躰と頭の可動域

 藁にもすがる思いで、youtubeを見ながらヨガをやってみた。硬い。自分の躰ながら、レゴブロックのよう。いつの日かばらばらになってしまいそうだ。アメリカ牛が近江牛になる日はやってくるのだろうか。
 ヨガの骨法は呼吸法にあるらしい。ながーく吸って、ながーく吐いて。少々味噌汁をソファにこぼしてもなんだか許せる。いいストレス解消にもなりそうだ。しかし、今のところ、わたしの躰に許容できる動作があまりに少ない。まずはラジオ体操から、というのが妥当。

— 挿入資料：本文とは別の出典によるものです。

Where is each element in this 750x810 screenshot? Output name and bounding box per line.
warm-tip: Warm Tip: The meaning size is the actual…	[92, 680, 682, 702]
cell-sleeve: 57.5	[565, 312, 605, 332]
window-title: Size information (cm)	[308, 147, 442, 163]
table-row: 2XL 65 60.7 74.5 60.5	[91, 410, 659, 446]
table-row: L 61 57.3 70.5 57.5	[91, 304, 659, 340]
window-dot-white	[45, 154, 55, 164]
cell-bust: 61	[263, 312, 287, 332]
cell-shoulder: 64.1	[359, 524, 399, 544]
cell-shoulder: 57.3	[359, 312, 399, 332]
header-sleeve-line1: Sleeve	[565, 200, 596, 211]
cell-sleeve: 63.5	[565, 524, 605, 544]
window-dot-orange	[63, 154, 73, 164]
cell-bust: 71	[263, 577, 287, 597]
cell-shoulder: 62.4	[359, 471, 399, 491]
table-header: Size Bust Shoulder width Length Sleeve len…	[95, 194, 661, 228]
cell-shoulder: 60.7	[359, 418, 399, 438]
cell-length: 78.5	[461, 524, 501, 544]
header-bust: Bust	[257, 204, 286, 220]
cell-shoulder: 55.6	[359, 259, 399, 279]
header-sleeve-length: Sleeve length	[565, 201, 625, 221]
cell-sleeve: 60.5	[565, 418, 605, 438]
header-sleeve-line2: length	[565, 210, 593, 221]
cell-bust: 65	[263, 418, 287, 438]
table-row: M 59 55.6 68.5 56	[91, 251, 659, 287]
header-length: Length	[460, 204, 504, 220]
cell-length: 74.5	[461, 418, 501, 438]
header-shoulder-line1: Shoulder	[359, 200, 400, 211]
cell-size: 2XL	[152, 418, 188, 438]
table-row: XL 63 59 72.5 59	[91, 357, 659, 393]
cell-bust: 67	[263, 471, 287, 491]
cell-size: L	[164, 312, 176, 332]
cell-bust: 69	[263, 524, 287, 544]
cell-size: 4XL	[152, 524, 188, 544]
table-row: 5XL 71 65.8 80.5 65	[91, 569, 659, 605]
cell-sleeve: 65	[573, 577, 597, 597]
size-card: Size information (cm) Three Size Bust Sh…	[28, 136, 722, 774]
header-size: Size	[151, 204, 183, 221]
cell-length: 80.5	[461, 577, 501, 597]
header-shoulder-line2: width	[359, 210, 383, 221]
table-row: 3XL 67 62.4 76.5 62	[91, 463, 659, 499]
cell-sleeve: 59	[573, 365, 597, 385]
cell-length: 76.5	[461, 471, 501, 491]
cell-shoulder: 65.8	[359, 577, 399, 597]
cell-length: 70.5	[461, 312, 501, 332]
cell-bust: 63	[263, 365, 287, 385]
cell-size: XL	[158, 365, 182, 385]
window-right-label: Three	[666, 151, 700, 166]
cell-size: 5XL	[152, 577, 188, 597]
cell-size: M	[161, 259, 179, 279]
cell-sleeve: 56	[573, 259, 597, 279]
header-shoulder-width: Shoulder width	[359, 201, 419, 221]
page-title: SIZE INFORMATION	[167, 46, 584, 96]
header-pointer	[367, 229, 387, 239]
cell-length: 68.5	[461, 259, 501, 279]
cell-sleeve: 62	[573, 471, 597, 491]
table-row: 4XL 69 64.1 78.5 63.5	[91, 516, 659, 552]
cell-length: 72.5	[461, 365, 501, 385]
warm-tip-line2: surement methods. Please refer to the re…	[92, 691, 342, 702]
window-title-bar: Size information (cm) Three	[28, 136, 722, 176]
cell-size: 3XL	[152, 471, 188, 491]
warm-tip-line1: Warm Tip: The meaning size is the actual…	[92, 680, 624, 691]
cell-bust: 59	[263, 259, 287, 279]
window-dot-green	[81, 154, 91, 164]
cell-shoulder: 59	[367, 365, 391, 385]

 走ることについて語るときに僕の語ること (文春文庫)を読み終わった。躰の「機械化」を通じて奔放な心の動きを調教していく、そんなストイックさが印象に残った。「SASUKE」オールスターズのメンタリティまでもう一歩、というところでどうにか作家側に踏みとどまっている。断崖で靴を脱ぐ人に感じるだろう危うさすら感じる。
 わたしには高校卒業までたくさんの怪我を誤魔化しながら躰を苛めぬいたささやかな前史があることだし、散歩ぐらいはするとしても、そこまで本格的に躰を鍛えようとは思わない。躰を苛めるぞ、とおふれを出せば、きっと筋肉が切れた痕が残った右太ももや二回の骨折で変形した右足首などが、スクラムを組んで抵抗するだろう。
 村上春樹という人はきっとわたしとは順序が反対なのだろう。わたしの10代にはほとんど本を読む時間がなかった。わたしはおかげで20代に入ってから今まで、読書経験の乏しさにいつも打ちのめされてきた。教養は今でもまったくないと自覚している。しかしわたしにとって教養は無意味なもの。わたしが本を読むのは失われた子供時代を取りもどす試みであり、乾ききった童心を今頃になって潤そうという、ただの足掻きなのだと思う。村上もおそらく足掻いている。大人になってから鍛え上げた、土台のない自分の躰と向き合って。
 書いてみないと自分がなにを考えているのか分からない。村上もそういう人なのだそうだ。よかった。「まったくのひとりぼっち」ではなかった。